The legal case upon which this effort must stand is especially weak. More than two decades of court examination, court appeals and court rulings underscore this unmitigated fact.

Palestinian flags fluttering above its shacks to the contrary notwithstanding, Khan al-Ahmar stands smack in the middle of an area clearly prohibited by  law for settlement by Bedouins, Palestinians, Europeans or anyone other than its Israeli citizen owners.

That the International Criminal Court has seen fit to involve itself  in this  matter is both a shock and no surprise.

Already well into a “preliminary examination” of  PA allegations of “war crimes” by Israeli political and military leaders, the ICC, as viewed by Alan Baker, director of the Jerusalem Center for Public Affairs International Law Program, appears to have been adopted by the Palestinians as “their own ‘in-house’ Israel-bashing tribunal.”

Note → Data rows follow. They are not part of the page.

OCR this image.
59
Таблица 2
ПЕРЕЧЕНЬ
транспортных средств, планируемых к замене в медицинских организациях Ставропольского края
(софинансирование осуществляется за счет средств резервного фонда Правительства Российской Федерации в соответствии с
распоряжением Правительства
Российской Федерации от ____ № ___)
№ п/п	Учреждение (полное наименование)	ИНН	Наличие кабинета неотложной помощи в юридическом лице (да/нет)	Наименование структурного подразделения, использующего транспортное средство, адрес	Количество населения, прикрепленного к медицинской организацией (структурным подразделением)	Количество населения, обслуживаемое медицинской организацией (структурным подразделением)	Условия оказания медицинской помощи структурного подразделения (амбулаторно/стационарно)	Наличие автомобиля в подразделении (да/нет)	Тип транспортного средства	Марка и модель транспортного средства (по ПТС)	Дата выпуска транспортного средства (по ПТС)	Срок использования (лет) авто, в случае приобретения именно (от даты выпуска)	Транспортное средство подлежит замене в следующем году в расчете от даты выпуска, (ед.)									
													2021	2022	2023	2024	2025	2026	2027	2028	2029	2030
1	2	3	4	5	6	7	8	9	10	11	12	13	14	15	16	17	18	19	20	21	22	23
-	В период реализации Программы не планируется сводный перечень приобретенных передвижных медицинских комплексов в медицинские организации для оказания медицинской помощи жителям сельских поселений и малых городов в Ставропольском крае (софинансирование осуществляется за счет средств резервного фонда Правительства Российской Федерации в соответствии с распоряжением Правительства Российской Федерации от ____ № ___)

Dancing around a prohibition against any action that might reflect on her position as an international official, ICC prosecutor Fatou Bensouda  has plunged headlong into a “preliminary” public spanking of Israel over the proposed  evacuation of Khan al-Ahmar as a possible “war crime” under the ICC’s Rome Statute.

First in the order of  inanities, it has yet to be established that the PA has any standing in this dispute  since, as Baker points out,  “the ICC Statute is open to states only and the legal and politically flawed Palestinian claims to statehood have yet to be considered judicially.”

Secondly, the Rome Statute  argues against the ICC taking action on a complaint if the courts at the national level have dealt with the case.

Israel has been dealing with Khan al-Ahmar for more than two decades. Its High Court of Justice has given the government the power and authority to humanely solve the problem.

“As to those who would question the integrity of Israel’s judiciary,”  Liberman asserted, “this is the same court that is so broadly praised when it comes to relocating Jewish residents from their homes.”

“Absurd, to say the least,” the  Defense Minister adds, “is the notion that moving a small group of people  within a several kilometer radius will somehow stand in the way of resolving the “complex” Israeli-Palestinian impasse.

“Does Israel need to heed such grandstanding?  Do the people [of Khan al Ahmar] need to pay with their health and lives for it? Not on my watch.”

Liberman has exited the building. It is to be wished that his successor will take as firm a stand.